Plantes rampantes épineuses dans les régions tropicales, les sensitives se replient au moindre choc (vent, pluie, toucher…). Elles ferment aussi leurs feuilles la nuit pour se protéger des intempéries et des prédateurs herbivores en un mouvement des plus spectaculaires du règne végétal. Surnommées également « Marie-honte » ou « Honteuse- femelle » aux Antilles ou encore « Trompe-la-mort » en Nouvelle-Calédonie, les Sensitives n’ont pas fini de livrer tous leurs secrets. Un peu comme Muriel Napoli et Ana Tornel.
Le végétal (fleurs, herbe, arbres) justement, fréquente les tableaux de Muriel Napoli ainsi que le minéral. Beaucoup. Des roches, des météorites, des sédiments… Ca explose, ça jaillit, ça brûle dans une sorte d’éruption permanente, à la façon d’un volcan jamais repu. De larges traces noires et blanches, parfois teintées de bleu, irradient ses toiles. Elle a longtemps cherché avant de rompre avec la figuration, la couleur ; pour trouver son format (un carré de 90×90 ou 60×60), sa manière de faire à même le sol. Muriel Napoli théorise peu, se lève tôt et expérimente à l’envi : fusain, encre de chine, acrylique, couteau, pinceau, brosse. Autodidacte, elle explore à sa manière, empirique ; ouverte au hasard, disponible à l’aventure. Peu à peu, l’artiste marseillaise tend à l’épure. Partie de strates successives abruptes (quelques nuances de gris), ses œuvres évoquent par la suite une version dévoyée des planches du test du Rorschach ou les environs de la calligraphie asiatique. À d’autres moments, elle se rapproche du monochrome. Comme les sensitives, Muriel Napoli cesse toute activité quand la nuit menace. Avant de s’y remettre au point du jour.

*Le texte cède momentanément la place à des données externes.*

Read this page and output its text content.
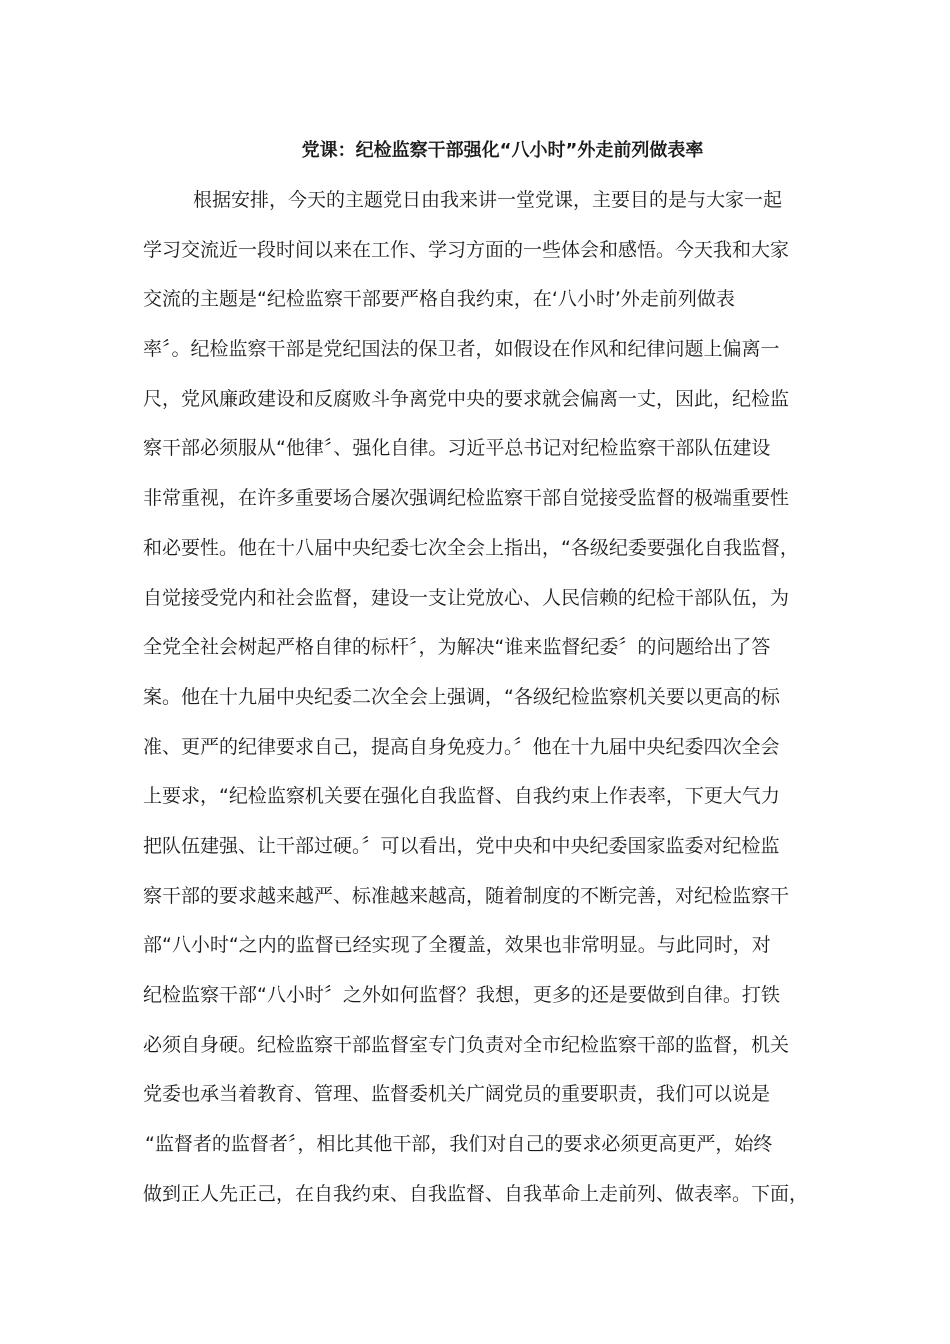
党课：纪检监察干部强化“八小时”外走前列做表率
根据安排，今天的主题党日由我来讲一堂党课，主要目的是与大家一起
学习交流近一段时间以来在工作、学习方面的一些体会和感悟。今天我和大家
交流的主题是“纪检监察干部要严格自我约束，在‘八小时’外走前列做表
率〞。纪检监察干部是党纪国法的保卫者，如假设在作风和纪律问题上偏离一
尺，党风廉政建设和反腐败斗争离党中央的要求就会偏离一丈，因此，纪检监
察干部必须服从“他律〞、强化自律。习近平总书记对纪检监察干部队伍建设
非常重视，在许多重要场合屡次强调纪检监察干部自觉接受监督的极端重要性
和必要性。他在十八届中央纪委七次全会上指出，“各级纪委要强化自我监督，
自觉接受党内和社会监督，建设一支让党放心、人民信赖的纪检干部队伍，为
全党全社会树起严格自律的标杆〞，为解决“谁来监督纪委〞的问题给出了答
案。他在十九届中央纪委二次全会上强调，“各级纪检监察机关要以更高的标
准、更严的纪律要求自己，提高自身免疫力。〞他在十九届中央纪委四次全会
上要求，“纪检监察机关要在强化自我监督、自我约束上作表率，下更大气力
把队伍建强、让干部过硬。〞可以看出，党中央和中央纪委国家监委对纪检监
察干部的要求越来越严、标准越来越高，随着制度的不断完善，对纪检监察干
部“八小时“之内的监督已经实现了全覆盖，效果也非常明显。与此同时，对
纪检监察干部“八小时〞之外如何监督？我想，更多的还是要做到自律。打铁
必须自身硬。纪检监察干部监督室专门负责对全市纪检监察干部的监督，机关
党委也承当着教育、管理、监督委机关广阔党员的重要职责，我们可以说是
“监督者的监督者〞，相比其他干部，我们对自己的要求必须更高更严，始终
做到正人先正己，在自我约束、自我监督、自我革命上走前列、做表率。下面，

Photographe, Ana Tornel vit et travaille à Paris. Passée par la presse magazine, elle conserve l’instinct d’observation du reporter qui sommeille. Ses pas l’amènent incidemment à shooter des stylistes (Créateurs de mode, 1998/2000), à s’attarder sur les plaisirs aquatiques de gamins (Nager, un jeu d’enfants, 2000/2009) avant de se fixer vers des horizons plus personnels (Jardins secrets, secrets de jardins, 2011/2012). Dévouée à la photographie argentique, même si elle maîtrise le numérique, Ana Tornel voyage là dans le végétal, dans un univers mystérieux et insolite. Comme si cette flore redessinait avec elle une autre architecture urbaine. En contrebande. Persuadée, dès la prime enfance, que l’herbe est forcément plus verte ailleurs, elle traque, presque à son insu, l’envers du décor. A sa main, à son rythme. Toujours à la recherche du meilleur outil, elle s’inscrit l’an dernier à un atelier, auprès de Quinn Jacobson, pour s’aguerrir au « collodion humide », un procédé singulier qui remonte aux origines de la photo. Le « collodion humide » nécessite une patience infinie, une humilité à toute épreuve devant la lenteur et la frustration afférentes à l’exercice. Un sacerdoce d’artisane, hors du temps, qui lui convient à merveille.